Detailed reconstruction of the paleomagnetic field provides important insights into the dynamic features of Earth’s magnetic field, comprising its past field strength and directions. Such details are arguably best recorded in sediments characterized by high and continuous deposition rates, which allows resolving continuous changes of the magnetic field over thousands of years.

Liu et al. [2020] present one of the most detailed paleomagnetic records ever produced, from a sedimentary archive in the southeastern Black Sea. The record spans nearly 55,000 years with a resolution down to 40 years per sample. Even more impressively, they manage to reproduce the details in the paleomagnetic field variations recorded in 16 different sediment cores, illustrating the importance of reproducing results in order to obtain reliable information on the intricacies of the paleomagnetic field.

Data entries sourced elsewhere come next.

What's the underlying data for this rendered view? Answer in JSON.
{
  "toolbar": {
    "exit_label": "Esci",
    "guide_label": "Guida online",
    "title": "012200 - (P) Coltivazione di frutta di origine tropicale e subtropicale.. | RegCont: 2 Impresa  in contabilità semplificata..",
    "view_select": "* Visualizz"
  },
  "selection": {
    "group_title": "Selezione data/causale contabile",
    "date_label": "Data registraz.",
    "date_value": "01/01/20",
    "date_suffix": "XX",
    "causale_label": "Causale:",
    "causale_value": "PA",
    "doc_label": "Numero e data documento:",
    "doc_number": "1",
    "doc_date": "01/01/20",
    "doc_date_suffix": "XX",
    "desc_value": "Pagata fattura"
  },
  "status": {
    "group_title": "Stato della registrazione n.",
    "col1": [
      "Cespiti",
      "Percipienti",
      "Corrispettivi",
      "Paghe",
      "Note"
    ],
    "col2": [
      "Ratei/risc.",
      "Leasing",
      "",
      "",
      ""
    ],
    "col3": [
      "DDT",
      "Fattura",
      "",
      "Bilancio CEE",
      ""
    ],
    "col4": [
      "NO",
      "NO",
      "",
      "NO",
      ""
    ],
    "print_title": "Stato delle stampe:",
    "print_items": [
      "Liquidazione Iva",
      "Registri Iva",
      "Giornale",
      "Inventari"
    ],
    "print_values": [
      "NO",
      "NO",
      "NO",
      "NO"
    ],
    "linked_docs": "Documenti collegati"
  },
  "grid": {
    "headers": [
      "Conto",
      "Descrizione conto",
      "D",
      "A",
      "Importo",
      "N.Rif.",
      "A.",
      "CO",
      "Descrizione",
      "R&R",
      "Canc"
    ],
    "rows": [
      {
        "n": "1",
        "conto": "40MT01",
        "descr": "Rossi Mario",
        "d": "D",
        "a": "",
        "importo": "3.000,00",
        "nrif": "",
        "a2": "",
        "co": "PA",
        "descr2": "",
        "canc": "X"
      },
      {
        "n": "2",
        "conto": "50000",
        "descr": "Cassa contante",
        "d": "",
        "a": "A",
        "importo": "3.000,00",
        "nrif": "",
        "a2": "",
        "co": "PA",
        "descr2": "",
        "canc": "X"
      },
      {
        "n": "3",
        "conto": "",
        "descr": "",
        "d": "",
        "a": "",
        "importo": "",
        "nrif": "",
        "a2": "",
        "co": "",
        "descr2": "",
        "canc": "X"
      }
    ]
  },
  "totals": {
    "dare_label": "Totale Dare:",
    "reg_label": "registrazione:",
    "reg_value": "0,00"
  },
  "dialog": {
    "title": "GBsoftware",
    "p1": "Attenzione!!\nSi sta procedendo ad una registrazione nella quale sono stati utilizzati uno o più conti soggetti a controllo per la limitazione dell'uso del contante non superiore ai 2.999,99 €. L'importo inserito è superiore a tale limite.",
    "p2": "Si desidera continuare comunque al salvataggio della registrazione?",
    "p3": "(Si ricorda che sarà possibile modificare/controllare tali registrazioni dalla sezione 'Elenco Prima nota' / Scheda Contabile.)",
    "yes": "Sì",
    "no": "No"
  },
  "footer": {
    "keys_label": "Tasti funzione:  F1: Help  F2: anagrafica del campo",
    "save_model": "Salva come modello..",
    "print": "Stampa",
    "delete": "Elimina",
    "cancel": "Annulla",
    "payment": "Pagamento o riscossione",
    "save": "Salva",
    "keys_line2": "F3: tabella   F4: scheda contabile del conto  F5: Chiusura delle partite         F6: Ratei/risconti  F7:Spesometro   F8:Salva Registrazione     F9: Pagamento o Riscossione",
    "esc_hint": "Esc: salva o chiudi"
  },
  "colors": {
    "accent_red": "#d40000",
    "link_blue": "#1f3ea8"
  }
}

The stacked paleomagnetic record reveals details on three key excursions that occurred in the last 70,000 years: the Norwegian-Greenland Sea (64.5 ka), Laschamps (41.2 ka) and Mono Lake (34.5 ka) excursions. Importantly, the study provides new insights into the duration, magnetic pole movement and intensity of the magnetic field during these three excursions.

Citation: Liu, J., Nowaczyk, N. R., Panovska, S., Korte, M., & Arz, H. W. [2020]. The Norwegian‐Greenland Sea, the Laschamps, and the Mono Lake excursions recorded in a Black Sea sedimentary sequence spanning from 68.9 to 14.5 ka. Journal of Geophysical Research: Solid Earth, 125, e2019JB019225.